Last year, Shipium became one of CommerceHub’s partners on its delivery suite offering, along with project44 and parcelLab.

While the current economic doldrums has led to a slowdown in deal flow, Murray said the company has been emphasizing the cost savings aspect in an era of risk aversion by corporate finance heads.

“There’s a lot of volatility in the world right now, a lot more interest in cost savings but also risk avoidance,” he said. “So, our messaging is around, we can gives you a lot more protection from volatility, whether one carrier stops taking orders or another has a hub that shuts down.”

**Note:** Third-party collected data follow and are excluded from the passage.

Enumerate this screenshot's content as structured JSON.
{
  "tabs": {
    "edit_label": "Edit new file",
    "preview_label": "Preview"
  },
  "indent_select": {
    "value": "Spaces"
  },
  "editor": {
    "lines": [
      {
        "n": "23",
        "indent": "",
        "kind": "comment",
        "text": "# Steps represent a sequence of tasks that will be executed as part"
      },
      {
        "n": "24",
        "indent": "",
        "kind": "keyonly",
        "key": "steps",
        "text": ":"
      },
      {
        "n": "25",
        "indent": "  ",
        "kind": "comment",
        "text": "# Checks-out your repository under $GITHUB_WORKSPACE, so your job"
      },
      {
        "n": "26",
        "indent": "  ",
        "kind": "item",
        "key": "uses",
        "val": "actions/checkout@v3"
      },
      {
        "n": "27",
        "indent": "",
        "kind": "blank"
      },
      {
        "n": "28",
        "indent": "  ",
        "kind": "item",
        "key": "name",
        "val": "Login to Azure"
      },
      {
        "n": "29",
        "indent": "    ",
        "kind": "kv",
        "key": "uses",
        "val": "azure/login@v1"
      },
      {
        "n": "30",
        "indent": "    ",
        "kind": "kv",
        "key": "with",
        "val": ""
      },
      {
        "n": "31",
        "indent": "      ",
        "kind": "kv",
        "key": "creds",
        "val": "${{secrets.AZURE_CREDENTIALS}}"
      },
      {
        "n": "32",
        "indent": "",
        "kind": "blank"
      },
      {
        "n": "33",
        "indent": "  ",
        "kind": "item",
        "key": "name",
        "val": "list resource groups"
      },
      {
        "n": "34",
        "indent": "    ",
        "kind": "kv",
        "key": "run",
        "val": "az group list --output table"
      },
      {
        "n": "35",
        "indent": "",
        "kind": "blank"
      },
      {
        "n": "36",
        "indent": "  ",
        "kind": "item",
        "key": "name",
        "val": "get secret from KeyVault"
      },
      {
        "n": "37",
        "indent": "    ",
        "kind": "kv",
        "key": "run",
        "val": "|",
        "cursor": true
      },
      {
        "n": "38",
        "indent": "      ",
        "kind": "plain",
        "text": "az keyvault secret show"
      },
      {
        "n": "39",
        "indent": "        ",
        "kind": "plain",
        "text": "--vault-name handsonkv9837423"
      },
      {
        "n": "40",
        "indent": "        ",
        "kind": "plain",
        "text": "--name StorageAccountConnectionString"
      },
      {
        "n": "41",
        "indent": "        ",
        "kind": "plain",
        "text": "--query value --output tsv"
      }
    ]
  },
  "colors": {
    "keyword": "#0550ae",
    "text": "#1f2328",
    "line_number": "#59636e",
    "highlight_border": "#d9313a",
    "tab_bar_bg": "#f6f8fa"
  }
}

A lot of data-intensive shipping and fulfillment tech startups at NRF talked about the critical importance of shortening the time to value equation for retail and ecommerce shippers in this difficult environment, and Shipium is singing from that song sheet as well.

“As a tech-forward company that’s data heavy, the more companies running on Shipium, the larger the dataset, the greater the ability to increase predictability,” Murray said. “As those pieces get better, we’ll be introducing new products.” A fulfillment engine to route orders in real time among multiple nodes in a cost-based manner is planned for the latter half of 2023.